The Chinese government has claimed that African countries have not objected to its arms transfers. Surely, recent events in Zimbabwe, where local trade unionists have refused to unload arms from the Chinese ship, the Anglican Bishop has decried the arms shipment, and the High Court intervened, should count as a strong and vocal objection.
More information about China-Zimbabwe arms sales:
- The arms shipment currently attempting to reach Zimbabwe left China on March 15, two weeks before the Zimbabwean elections on March 29. The sale was agreed as early as January 2008. The ship arrived in Durban, South Africa, on April 14, just over two weeks after the elections.
- Observers had widely predicted that the election would result in a violent government crackdown.

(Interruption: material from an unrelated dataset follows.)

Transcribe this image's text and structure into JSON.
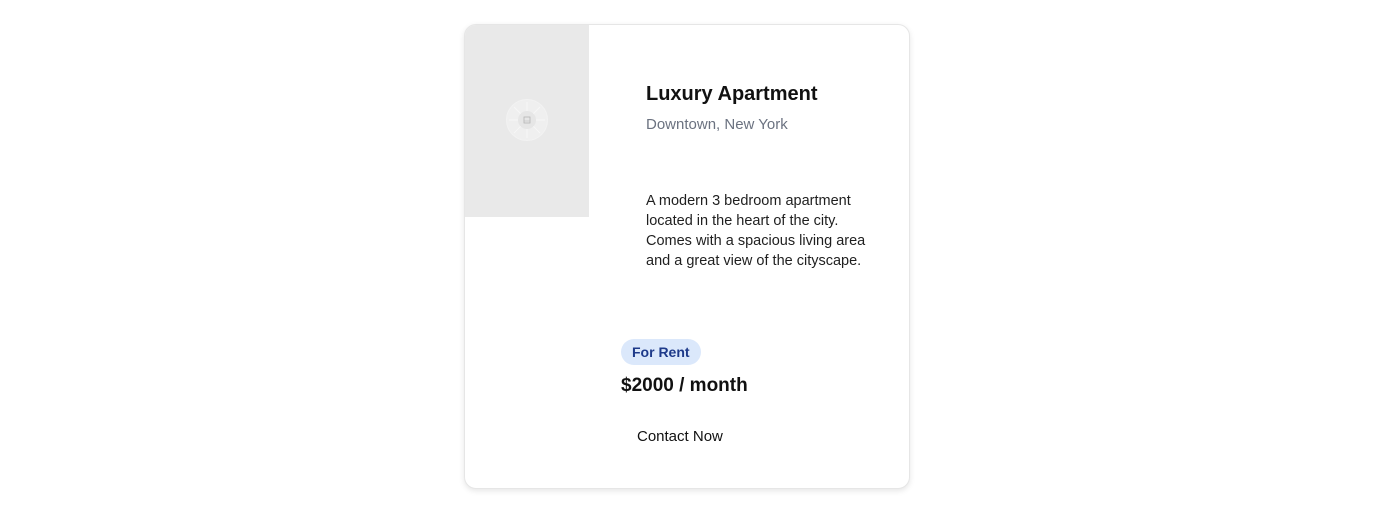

The Mugabe regime has a history of election-related violence. The last Presidential election in March 2002 was preceded by months of brutal repression of opposition supporters, resulting in 50 deaths. Mugabe defeated opposition leader Morgan Tsvangirai, but the election was declared seriously flawed by international observers.
- As a result of the 2002 election, the United States and the European Union imposed travel restrictions and asset freezes on several senior Zimbabwean officials, and banned arms sales to Zimbabwe.
- China, in contrast, reportedly sold at least $66 million worth of small arms to Zimbabwe within the two years preceding the 2002 Presidential election.
- Since 2004, China has sold 139 military vehicles and 24 combat aircraft to Zimbabwe.
More information about China-Sudan arms sales:
- From 2003 to 2006, the period covering the worst abuses by Sudanese government forces in Darfur, China sold over $55 million worth of small arms to Khartoum.
- Since 2004, the year in which the United Nations Security Council imposed an embargo on arms transfers to Darfur, China has been the near-exclusive provider of small arms to Khartoum, supplying approximately 90 percent of Sudan’s small arms purchases each year.
- Observers on the ground in Darfur have reported seeing Chinese weaponry, including grenade launchers and ammunition for assault rifles and heavy machine guns.
- China is Sudan’s largest trading partner overall, serving as the destination for more than three-quarters of Sudan’s overall exports in 2006. Sudan began exporting oil in 1999, largely as a result of Chinese investment in its oil sector. Since then, Sudan’s purchases of small arms, small arms parts, and ammunition have risen dramatically. By 2005, Khartoum’s small arms imports had risen to more than 680 times their 1999 levels.